Whether going to the bank, to buy clothes or coffee, or on our way to the pool, at the border, surveillance cameras record our steps, and faces.
Even police officers have to mind how they act as people pull out cell phones and record encounters.
It’s unnerving, this perceived loss of privacy.
But it’s also necessary, foremost for safety, as a deterrent for crime, also to help maintain civil obedience. Just look at the role video played in all the charges stemming from last year’s Stanley Cup riot. You think many folks will be throwing garbage cans through store windows if the Canucks don’t win it all this year?
The riot alone proved just how untrustworthy people are.
Businesses in downtown Maple Ridge know all about that.
Still, people have a right to know they are being recorded.
Federal and B.C. privacy laws require businesses to post signs telling the public if they’re being surveilled.

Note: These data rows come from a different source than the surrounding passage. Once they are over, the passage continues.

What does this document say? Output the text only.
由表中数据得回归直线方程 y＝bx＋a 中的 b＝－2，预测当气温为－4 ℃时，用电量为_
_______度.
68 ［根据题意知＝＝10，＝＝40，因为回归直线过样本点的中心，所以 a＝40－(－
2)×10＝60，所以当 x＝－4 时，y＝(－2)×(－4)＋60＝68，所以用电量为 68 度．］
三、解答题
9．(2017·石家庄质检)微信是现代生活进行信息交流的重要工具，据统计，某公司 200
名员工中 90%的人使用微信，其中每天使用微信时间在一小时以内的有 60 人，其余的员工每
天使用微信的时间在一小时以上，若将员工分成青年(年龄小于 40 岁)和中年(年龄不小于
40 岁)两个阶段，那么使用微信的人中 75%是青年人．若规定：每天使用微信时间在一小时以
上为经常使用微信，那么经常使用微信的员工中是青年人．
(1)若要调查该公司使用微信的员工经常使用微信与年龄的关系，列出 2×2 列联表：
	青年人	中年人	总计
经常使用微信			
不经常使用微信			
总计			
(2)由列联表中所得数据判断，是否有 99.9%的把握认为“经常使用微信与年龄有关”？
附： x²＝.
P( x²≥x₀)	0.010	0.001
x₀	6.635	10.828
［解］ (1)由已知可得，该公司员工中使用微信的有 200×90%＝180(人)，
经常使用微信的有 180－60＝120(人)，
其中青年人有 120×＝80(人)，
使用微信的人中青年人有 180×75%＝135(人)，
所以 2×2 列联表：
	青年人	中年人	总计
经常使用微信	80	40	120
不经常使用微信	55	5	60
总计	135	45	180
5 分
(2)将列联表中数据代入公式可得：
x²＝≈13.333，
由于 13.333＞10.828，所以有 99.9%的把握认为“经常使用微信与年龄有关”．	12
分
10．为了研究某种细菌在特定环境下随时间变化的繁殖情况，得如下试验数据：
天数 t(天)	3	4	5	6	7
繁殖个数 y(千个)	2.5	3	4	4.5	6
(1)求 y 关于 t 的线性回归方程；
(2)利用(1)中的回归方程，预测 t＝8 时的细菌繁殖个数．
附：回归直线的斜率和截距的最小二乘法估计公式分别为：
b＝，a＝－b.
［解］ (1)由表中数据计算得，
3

Some comply, others not fully.
Regardless, with advancing technology, and being so economical, the commercial use of video surveillance is now commonplace.
But where does our right to privacy start? Where does it end? Once we lock the front door?
We’re at the point it’s safe to assume and accept that many if not most of our movements in public are being recorded.
That make some people uncomfortable.
For others, if you’re doing nothing wrong, doing what you believe in, does it matter who’s watching? What can you do about it?
If would be ideal if surveillance wasn’t so prevalent. But there will always be people looking to take advantage of others, take from them, and those are the ones we need to watch.
For the rest, however, put up a sign, at least tell people they’re being recorded.